Dalaithngu’s breakthrough role was in the British director Nicolas Roeg’s hallucinogenic 1971 film Walkabout, in which two young white siblings (Jenny Agutter and Luc Roeg) wander through the outback after the death of their father. They meet Dalaithngu, who provides the drama’s emotional core with a warm, affecting, fresh-faced performance, and an irresistibly cheeky gleam in his eye that never fully faded all those years later, even during his illness-ravaged final years.

In the latter half of the 70s Dalaithngu appeared in other classics of the Australian new wave. In Mad Dog Morgan he played the partner-in-crime of the titular bushranger, played infamously by Dennis Hopper. In Storm Boy, which adapted Colin Thiele’s classic children’s book, Dalaithngu was the enigmatic Fingerbone, who at one point recites a spiritual story about pelicans with the entire weight of the film behind him – the director Henri Safran cutting to trees, crashing waves and back to Dalaithngu dancing, which was magic every time you saw it.
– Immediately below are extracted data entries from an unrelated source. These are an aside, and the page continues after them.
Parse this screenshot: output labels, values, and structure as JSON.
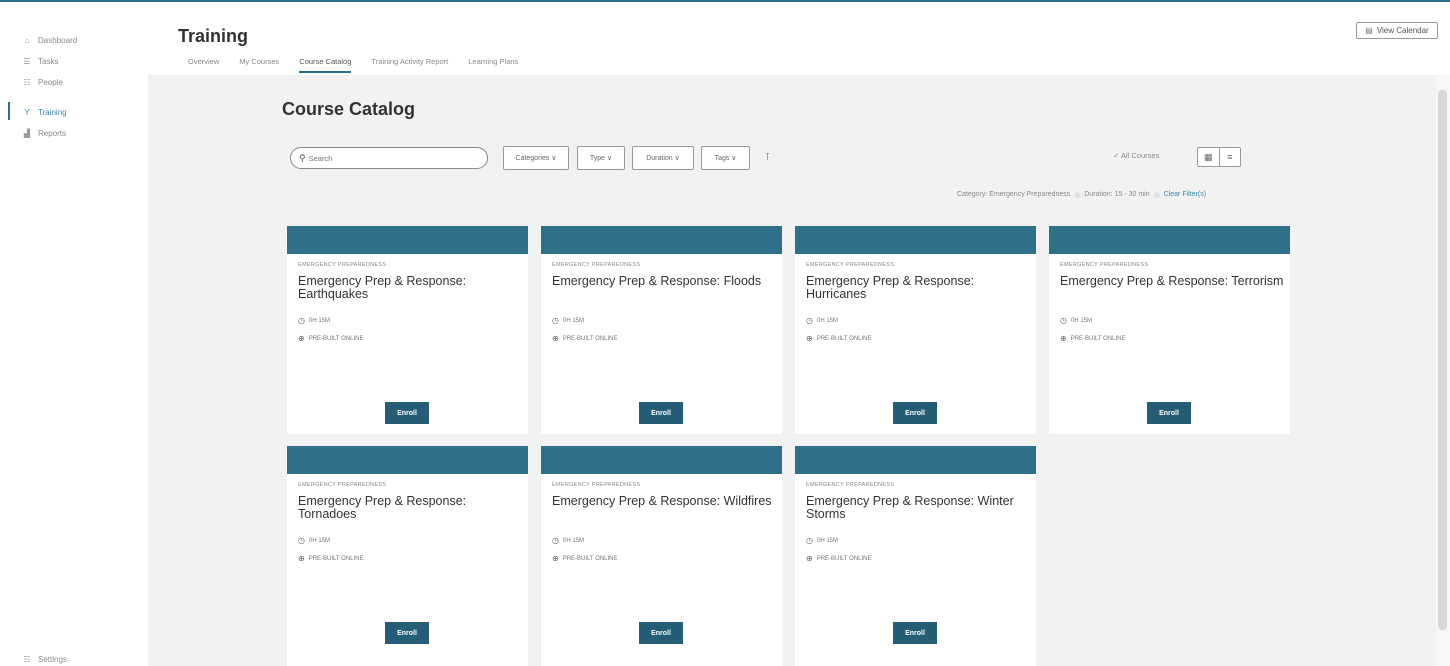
{
  "app": {
    "title": "Training"
  },
  "sidebar": {
    "items": [
      {
        "label": "Dashboard",
        "icon": "home-icon",
        "glyph": "⌂"
      },
      {
        "label": "Tasks",
        "icon": "list-icon",
        "glyph": "☰"
      },
      {
        "label": "People",
        "icon": "people-icon",
        "glyph": "☷"
      },
      {
        "label": "Training",
        "icon": "training-icon",
        "glyph": "Y"
      },
      {
        "label": "Reports",
        "icon": "reports-icon",
        "glyph": "▟"
      }
    ],
    "settings": {
      "label": "Settings",
      "icon": "settings-icon",
      "glyph": "☷"
    }
  },
  "header": {
    "title": "Training",
    "view_calendar": "View Calendar",
    "tabs": [
      {
        "label": "Overview"
      },
      {
        "label": "My Courses"
      },
      {
        "label": "Course Catalog"
      },
      {
        "label": "Training Activity Report"
      },
      {
        "label": "Learning Plans"
      }
    ]
  },
  "catalog": {
    "title": "Course Catalog",
    "search": {
      "placeholder": "Search",
      "value": ""
    },
    "filters": [
      {
        "label": "Categories ∨"
      },
      {
        "label": "Type ∨"
      },
      {
        "label": "Duration ∨"
      },
      {
        "label": "Tags ∨"
      }
    ],
    "all_courses": "All Courses",
    "applied": {
      "category": "Category: Emergency Preparedness",
      "duration": "Duration: 15 - 30 min",
      "clear": "Clear Filter(s)"
    }
  },
  "courses": [
    {
      "category": "Emergency Preparedness",
      "title": "Emergency Prep & Response: Earthquakes",
      "duration": "0H 15M",
      "type": "Pre-Built Online",
      "enroll": "Enroll"
    },
    {
      "category": "Emergency Preparedness",
      "title": "Emergency Prep & Response: Floods",
      "duration": "0H 15M",
      "type": "Pre-Built Online",
      "enroll": "Enroll"
    },
    {
      "category": "Emergency Preparedness",
      "title": "Emergency Prep & Response: Hurricanes",
      "duration": "0H 15M",
      "type": "Pre-Built Online",
      "enroll": "Enroll"
    },
    {
      "category": "Emergency Preparedness",
      "title": "Emergency Prep & Response: Terrorism",
      "duration": "0H 15M",
      "type": "Pre-Built Online",
      "enroll": "Enroll"
    },
    {
      "category": "Emergency Preparedness",
      "title": "Emergency Prep & Response: Tornadoes",
      "duration": "0H 15M",
      "type": "Pre-Built Online",
      "enroll": "Enroll"
    },
    {
      "category": "Emergency Preparedness",
      "title": "Emergency Prep & Response: Wildfires",
      "duration": "0H 15M",
      "type": "Pre-Built Online",
      "enroll": "Enroll"
    },
    {
      "category": "Emergency Preparedness",
      "title": "Emergency Prep & Response: Winter Storms",
      "duration": "0H 15M",
      "type": "Pre-Built Online",
      "enroll": "Enroll"
    }
  ],
  "colors": {
    "accent": "#2e6f89",
    "button": "#245d75",
    "background": "#f2f2f2"
  }
}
Continuing the theme of water, which runs throughout his oeuvre, the actor played another mysterious character in Peter Weir’s The Last Wave, materialising from the protagonist’s dreams to reflect on how a “dream is a shadow of something real”.
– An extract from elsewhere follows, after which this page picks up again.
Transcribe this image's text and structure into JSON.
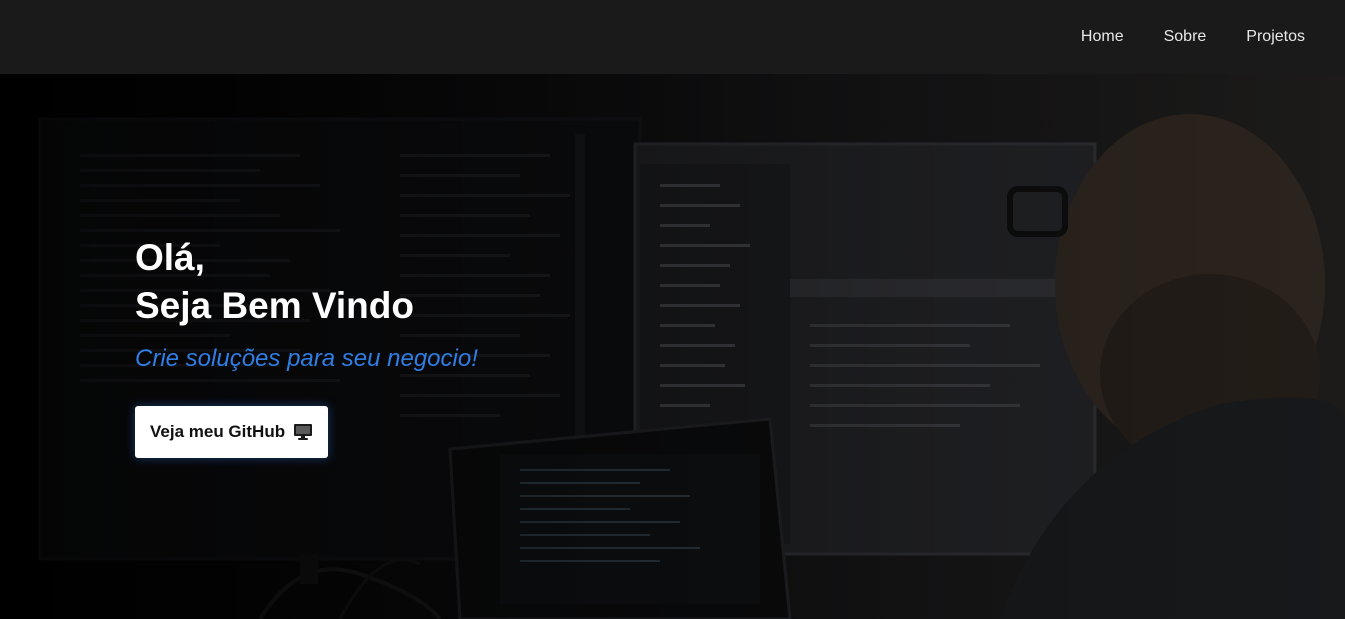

Dalaithngu in 2002’s The Tracker
Dalaithngu in 2002’s The Tracker. Photograph: AF archive/Alamy

Dalaithngu’s body of work is dotted with small but memorable performances. The clipped nature of many of his portrayals gives his oeuvre a fragmentary quality that, as this interview published in Senses of Cinema attests, was also apparent in the way he spoke, his answers to questions being “often indirect and fragmentary”, but also “constantly making surprising connections”, with the ability at any moment to be “startlingly lucid”.

It is a great shame of the Australian film industry – and a testament to its longstanding whiteness – that Dalaithngu was not given more opportunities as a leading actor, which he so richly deserved. Rolf de Heer’s 2002 meat pie western The Tracker was the first feature to cast him as the lead; he played the titular character, accompanying police as they make a slow trek across the wilderness in pursuit of an accused murderer.
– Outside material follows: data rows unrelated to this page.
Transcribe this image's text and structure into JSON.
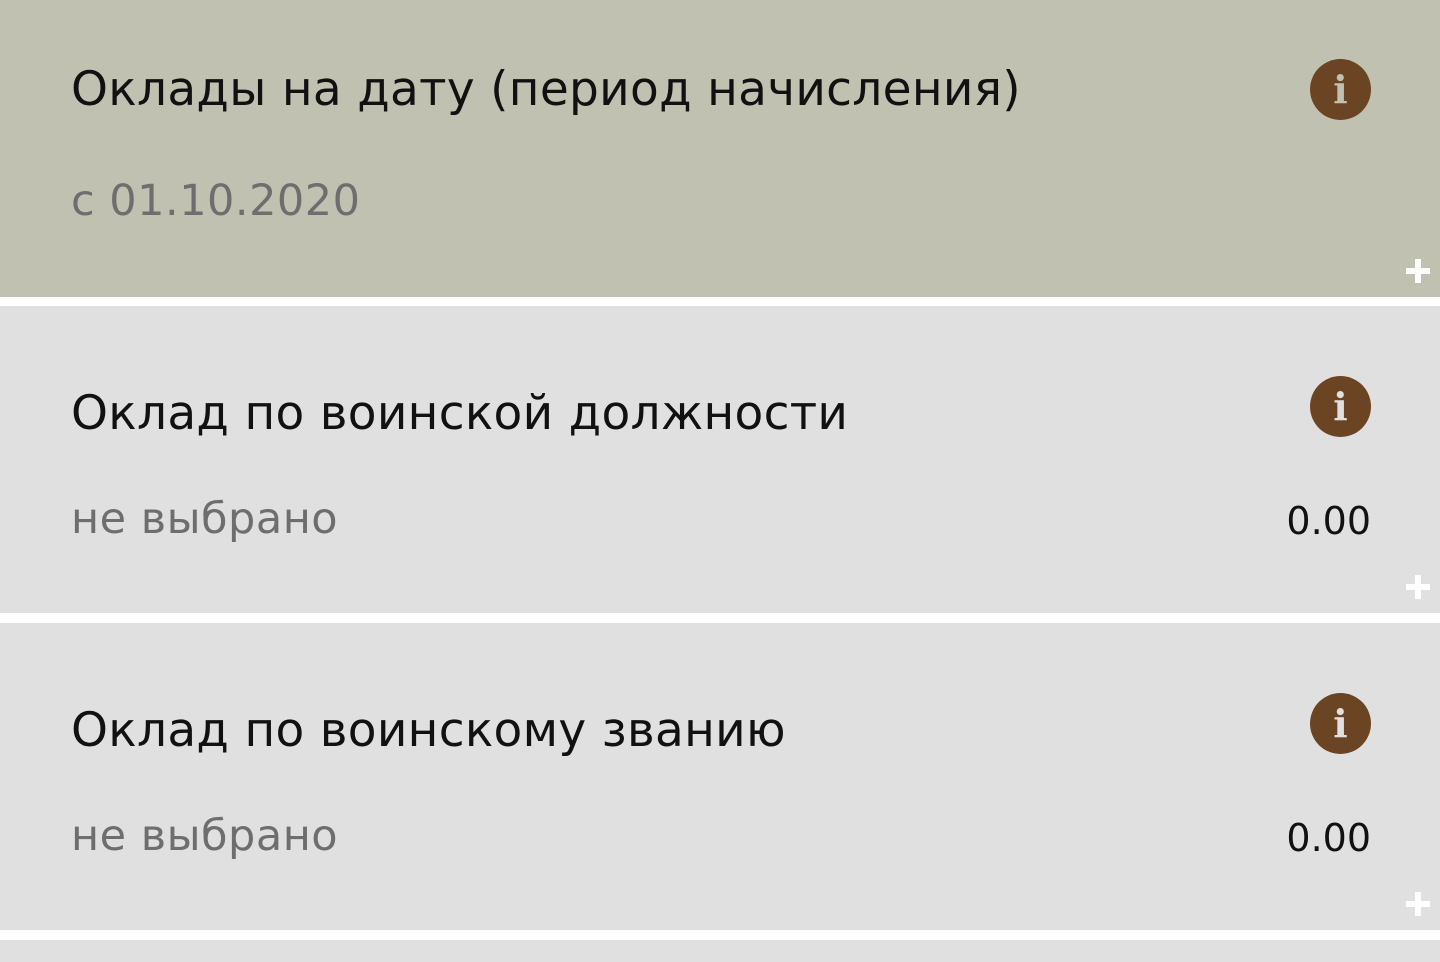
{
  "period": {
    "title": "Оклады на дату (период начисления)",
    "value": "с 01.10.2020",
    "info_icon": "info-icon",
    "expand_icon": "plus-icon"
  },
  "items": [
    {
      "title": "Оклад по воинской должности",
      "value": "не выбрано",
      "amount": "0.00",
      "info_icon": "info-icon",
      "expand_icon": "plus-icon"
    },
    {
      "title": "Оклад по воинскому званию",
      "value": "не выбрано",
      "amount": "0.00",
      "info_icon": "info-icon",
      "expand_icon": "plus-icon"
    }
  ],
  "info_glyph": "i",
  "colors": {
    "period_bg": "#c0c1b0",
    "card_bg": "#e0e0e0",
    "info_icon_bg": "#6b4423",
    "muted_text": "#6e6e6e"
  }
}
A more impressive production, with a richer and more expansive leading performance from Dalaithngu, was 2013’s Charlie’s Country, for which he won the best actor award at the 2014 Cannes film festival. De Heer made the film, which Dalaithngu co-wrote, after visiting the actor in prison; Dalaithngu had been found guilty of assaulting his partner.

On several occasions the late performer discussed the alcohol and substance abuse that occurred throughout his life, comparing beer to “putting his brain in a freezer” and marijuana to “like an early morning fog”.

During his prison visit De Heer discovered that Dalaithngu was sick, frail and – as the film-maker expressed in a 2015 interview – “seemed to have lost interest in life”. When he played a semi-autobiographical version of himself in Charlie’s Country, the cheeky gleam in Dalaithngu’s eye had grown into something more profound, imbued with gravitas and pathos.

In another world, the film would have kickstarted a career renaissance for Dalaithngu, finally leading to a period in which he was delivered lead role after lead role. It was not meant to be.

His subsequent work returned him to small parts, in films including the zombie movie Cargo and the neo-western Goldstone. His final performance in a narrative feature – playing the father of Finbergone Bill in the 2019 Storm Boy remake – had a cyclical quality, evoking memories of an earlier and more triumphant time in his career.

If “bird like him, never die” applied to David Dalaithngu, the form of bird he would take would perhaps be a kingfisher. In Molly Reynolds’ documentary the actor explains that his name – which his family have requested not be used for the time being – means “kingfisher”. Therefore, as he explained, his name is in the trees, in the fish, in the sky, in the stars, in the storm.